Regarding the new prune_tree
implementation, I find it a bit unintuitive having to enter negative purity_thresh
values for the pruning to take effect. Perhaps we should revisit this.
Discrete entropy is bounded by the log of the number of possible states. So we can squish the range of classification's pruning purity to be in [0, 1]. However, I don't know how I would solve this problem for regression since the criterion used unbounded. (Perhaps, we can squish it using a sigmoid, etc. But that would be way too unintuitive.)
Do you have any suggestions about how this should be fixed in an intuitive way? Once the user understands the model, I feel that using the actual purity used for splitting without other transformation is the most natural way. Perhaps, we can add a warning whenever a positive purity threshold is given that explains the criterion used.
P.S. Sorry I'm a little late with the PR's. I've been super busy with other work.
I'm all for using a [0, 1] range for pruning purity. To maintain continuity on prune_tree
's usage, we would need a purity_thresh
of 1.0 to represent pure leaves (ie no pruning), and decreasing values to represent less pure leaves.
For the regression case, any mapping to [0, 1] that works is fine, be it sigmoid or even a linear function.
I had a go at using a normalized entropy measure to map pruning_thresh
to range [0,1], which worked, but its usability was still not intuitive. The same goes for using the sigmoid function for the regression case of prune_tree
.
For now, I've commented out the new implementations of prune_tree
and reverted to the original. See PR #86 .
With the official release of Julia v0.7 and an RC for Julia v1.0, I would like to release DT v0.8.1. In the process, I'll create a new branch for julia-0.6
and merge the julia-0.7
branch into master.
I've an idea. How about we change the purity from negative of variance to the proportion of explained variance. so instead of using -var(leaf)
as the purity, we use (var(tree) - var(leaf)) / var(tree)
. This is a linear change and will always between 0 and 1. (with a huge bias towards 0)
@Eight1911 It's worth a try to see how the above approach affects how the pruning exercise "feels" like. You can test it out using the Iris pruning runs. The current implementation feels natural and intuitive. If a similar experience can also be replicated for regression, then that'd be great
@bensadeghi I realized that prune_tree
can be done during the tree building. We can add another argument to build_tree
called min_impurity_split
which should handle this kind of thing and be much faster because
- we don't need to recurse through each leaf in the tree again, and
- we don't need to expand the nodes that we are going to prune out anyway.
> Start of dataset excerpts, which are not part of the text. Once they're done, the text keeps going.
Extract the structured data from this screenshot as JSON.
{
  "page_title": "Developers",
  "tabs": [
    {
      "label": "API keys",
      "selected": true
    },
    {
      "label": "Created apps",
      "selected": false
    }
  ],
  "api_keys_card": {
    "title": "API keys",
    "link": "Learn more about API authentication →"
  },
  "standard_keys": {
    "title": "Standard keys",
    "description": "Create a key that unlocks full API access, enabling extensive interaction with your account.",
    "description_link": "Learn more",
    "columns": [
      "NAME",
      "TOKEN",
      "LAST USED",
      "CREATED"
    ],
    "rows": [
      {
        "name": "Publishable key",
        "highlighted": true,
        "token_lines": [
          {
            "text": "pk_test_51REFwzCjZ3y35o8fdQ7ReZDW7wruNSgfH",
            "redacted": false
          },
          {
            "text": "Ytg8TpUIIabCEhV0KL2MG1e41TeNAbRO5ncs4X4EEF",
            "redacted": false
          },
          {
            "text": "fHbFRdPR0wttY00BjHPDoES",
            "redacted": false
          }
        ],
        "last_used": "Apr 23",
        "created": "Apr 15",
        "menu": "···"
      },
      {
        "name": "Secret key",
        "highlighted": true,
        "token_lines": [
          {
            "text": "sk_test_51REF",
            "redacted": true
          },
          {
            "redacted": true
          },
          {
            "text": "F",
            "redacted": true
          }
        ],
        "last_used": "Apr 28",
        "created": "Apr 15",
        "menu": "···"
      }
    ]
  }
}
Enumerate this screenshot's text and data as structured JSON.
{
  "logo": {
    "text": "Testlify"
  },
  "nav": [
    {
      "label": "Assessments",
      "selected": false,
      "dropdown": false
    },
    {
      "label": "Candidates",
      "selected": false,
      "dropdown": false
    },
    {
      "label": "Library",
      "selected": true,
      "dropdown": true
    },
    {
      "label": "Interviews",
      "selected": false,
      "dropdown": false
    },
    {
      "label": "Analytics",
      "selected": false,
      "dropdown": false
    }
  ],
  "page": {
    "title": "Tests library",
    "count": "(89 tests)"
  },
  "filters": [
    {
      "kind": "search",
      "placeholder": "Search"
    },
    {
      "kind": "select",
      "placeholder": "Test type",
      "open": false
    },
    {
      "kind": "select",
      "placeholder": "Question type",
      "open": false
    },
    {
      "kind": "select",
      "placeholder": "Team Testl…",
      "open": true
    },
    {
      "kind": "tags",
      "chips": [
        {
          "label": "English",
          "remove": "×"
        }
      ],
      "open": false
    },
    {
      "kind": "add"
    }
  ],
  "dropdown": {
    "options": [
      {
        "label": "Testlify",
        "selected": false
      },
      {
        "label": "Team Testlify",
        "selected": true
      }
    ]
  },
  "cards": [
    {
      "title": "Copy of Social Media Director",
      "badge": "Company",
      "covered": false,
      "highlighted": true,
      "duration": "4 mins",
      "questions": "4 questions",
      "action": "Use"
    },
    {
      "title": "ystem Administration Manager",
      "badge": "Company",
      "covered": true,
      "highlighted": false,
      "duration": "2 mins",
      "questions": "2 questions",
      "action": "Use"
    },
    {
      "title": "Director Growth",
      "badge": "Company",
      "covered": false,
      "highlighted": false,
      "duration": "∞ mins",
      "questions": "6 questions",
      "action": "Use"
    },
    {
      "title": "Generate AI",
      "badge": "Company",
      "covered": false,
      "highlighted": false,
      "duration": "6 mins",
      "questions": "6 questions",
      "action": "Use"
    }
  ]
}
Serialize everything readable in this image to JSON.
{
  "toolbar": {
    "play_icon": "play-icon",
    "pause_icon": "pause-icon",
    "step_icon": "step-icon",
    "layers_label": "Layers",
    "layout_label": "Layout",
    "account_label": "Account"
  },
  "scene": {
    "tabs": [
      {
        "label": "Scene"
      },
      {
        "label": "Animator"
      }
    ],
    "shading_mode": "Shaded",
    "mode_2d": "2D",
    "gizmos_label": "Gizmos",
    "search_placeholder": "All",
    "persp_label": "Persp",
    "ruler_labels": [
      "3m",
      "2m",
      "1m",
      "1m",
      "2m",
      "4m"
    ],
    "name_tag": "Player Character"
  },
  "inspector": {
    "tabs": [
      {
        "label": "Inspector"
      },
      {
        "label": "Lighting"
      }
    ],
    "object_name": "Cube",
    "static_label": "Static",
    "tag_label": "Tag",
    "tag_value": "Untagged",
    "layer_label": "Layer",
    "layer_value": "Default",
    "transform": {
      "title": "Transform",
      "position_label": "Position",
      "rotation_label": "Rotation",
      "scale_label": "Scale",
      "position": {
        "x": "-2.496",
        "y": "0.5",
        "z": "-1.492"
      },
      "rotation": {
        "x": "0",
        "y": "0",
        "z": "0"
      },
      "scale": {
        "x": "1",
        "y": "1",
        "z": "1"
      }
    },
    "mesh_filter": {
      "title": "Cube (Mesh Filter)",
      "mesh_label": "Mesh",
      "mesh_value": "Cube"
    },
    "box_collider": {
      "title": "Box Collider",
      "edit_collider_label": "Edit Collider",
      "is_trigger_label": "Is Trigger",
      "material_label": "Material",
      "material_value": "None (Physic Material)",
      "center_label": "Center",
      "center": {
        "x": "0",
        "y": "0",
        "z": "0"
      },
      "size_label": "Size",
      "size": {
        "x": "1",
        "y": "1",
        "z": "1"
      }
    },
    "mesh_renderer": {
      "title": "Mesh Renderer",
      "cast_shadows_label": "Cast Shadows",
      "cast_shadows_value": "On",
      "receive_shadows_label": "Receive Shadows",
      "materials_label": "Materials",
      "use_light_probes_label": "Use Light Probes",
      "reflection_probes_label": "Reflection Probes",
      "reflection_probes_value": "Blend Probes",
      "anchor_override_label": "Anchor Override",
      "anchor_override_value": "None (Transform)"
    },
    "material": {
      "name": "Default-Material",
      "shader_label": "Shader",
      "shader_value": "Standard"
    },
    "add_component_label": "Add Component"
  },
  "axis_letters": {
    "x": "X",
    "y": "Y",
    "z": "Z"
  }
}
In fact, we can do this at almost no computational cost, since at each level, the impurity of the leaves have already been calculated to decide the split. Moreover, with this version of pruning, the input thresholds automatically match the criterion. This makes it compatible with user input criteria, whose functionality I'm planning to expose soon.
I think the tree prune_tree
function should be reserved for actual post pruning where you input a validation set and prune out the leaves whose validation accuracy - with respect to some loss function - is lower than some proportion of the training accuracy or some fixed user-input value.
What do you think?
@Eight1911
I don't think we need another pre-pruning criteria. Note that scikit-learn is deprecating min_impurity_split
in favor of min_impurity_decrease
.
I'm, personally, quite comfortable with the current implentation of prune_tree
for post-pruning purposes. It's leaf purity definition is intuative, regardless of what splitting criteria was used to build the tree.
We could instead focus our attention on more impactful development activities, ie optimization of build and apply execution times, or adding AdaBoost functionality for regression (since regression trees now support weights).